HISTORIAS DEL REINO
Semana Santa: una reflexión
Llovió. Como el año pasado. Y, con el agua, se fueron parte de las ilusiones, esperanzas y sacrificios de miles de cofrades que volvieron sus ojos al cielo para rezar pero, también, para rogar una tregua meteorológica que no llegó salvo a ratos. Junto a la tristeza de los adultos otra resulta más dolorosa si cabe: la de los niños que soñaban con vestirse por primera vez de papones. Nerviosos, ellos también miraban hacia las nubes por la mañana, tentaban la mala suerte endémica de los últimos años vistiéndose porque, si se vestían de papones, seguro que el sol volvería a alumbrar para permitirles cumplir con su esperanza de caminar detrás de uno de los pasos de su Cofradía, fuera ésta cual fuese.
Pero no. El gris predominó sobre el azul, las lágrimas desde lo alto empaparon la tierra, el asfalto, las túnicas, los corazones, golpearon las flores, se deslizaron por los rostros y acabaron arrastrando el trabajo de doce meses, deshaciéndolo en un río de nada. De poco sirve que, en ocasiones, despuntara el calor del sol, hiriendo los ojos, o que fuera benevolente con alguna procesión si, para la mayoría, esta Semana Santa, triste como ninguna, sólo pudo vivirse desde el interior de los templos de piedra o desde los corazones.

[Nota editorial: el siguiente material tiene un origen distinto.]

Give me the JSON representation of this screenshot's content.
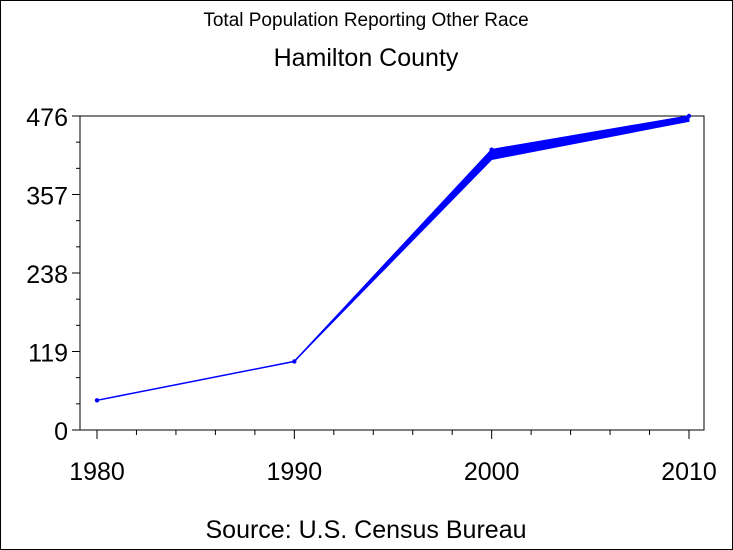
{
  "chart_data": {
    "type": "line",
    "title": "Total Population Reporting Other Race",
    "subtitle": "Hamilton County",
    "footnote": "Source: U.S. Census Bureau",
    "x": [
      1980,
      1990,
      2000,
      2010
    ],
    "x_tick_labels": [
      "1980",
      "1990",
      "2000",
      "2010"
    ],
    "y_tick_labels": [
      "0",
      "119",
      "238",
      "357",
      "476"
    ],
    "y_ticks": [
      0,
      119,
      238,
      357,
      476
    ],
    "xlim": [
      1980,
      2010
    ],
    "ylim": [
      0,
      476
    ],
    "grid": false,
    "series": [
      {
        "values": [
          45,
          104,
          425,
          476
        ]
      }
    ],
    "band_2000_low": 410,
    "band_2010_low": 468,
    "colors": {
      "line": "#0000ff",
      "axis": "#000000",
      "background": "#ffffff"
    }
  }
}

El Jueves Santo, día en que los cristianos conmemoramos la Última Cena del Señor con sus Apóstoles, las misas, abarrotadas de creyentes, alzaban como una sola voz sus miedos y temores para convertirlos en oración y portar ésta hasta los pies del Salvador, presentándolas en humilde súplica, esperanzada, que busca también un rayo de luz entre los nubarrones de crisis y desmoronamiento total en los que vivimos. En San Isidoro, esa tarde, no cabía un alma más. No había donde sentarse. Niños, viejos, hombres, mujeres, leoneses y foráneos. Hermanos todos por una hora en la que ese relicario de paz con mil años a sus espaldas nos protegió a todos en un día tan simbólico para quienes intentan, con mayor o menor fortuna, convertirse en templo del Señor, transformar sus almas para que brillen con la fuerza divina que reside en cada uno y que, a menudo, olvidamos que poseemos, derrotados por la oscuridad y el miedo.
Tal vez estas dos últimas Semanas Santas hayan servido para que miremos más hacia dentro de cada uno de nosotros, ya que el inmisericorde tiempo no ha concedido esa paz que rogábamos para procesionar, la misma que hubiera permitido levantar un poco de cabeza al turismo, a la hostelería, alegrar a los pequeños, recompensar a los mayores por su trabajo abnegado de meses de preparación. Nubes y claros, oscuridad y luz, esperanza y desesperanza. Juntas, mezcladas, revueltas incluso. Ilusión y tristeza. Ese podría ser el resumen de estos días de Pasión.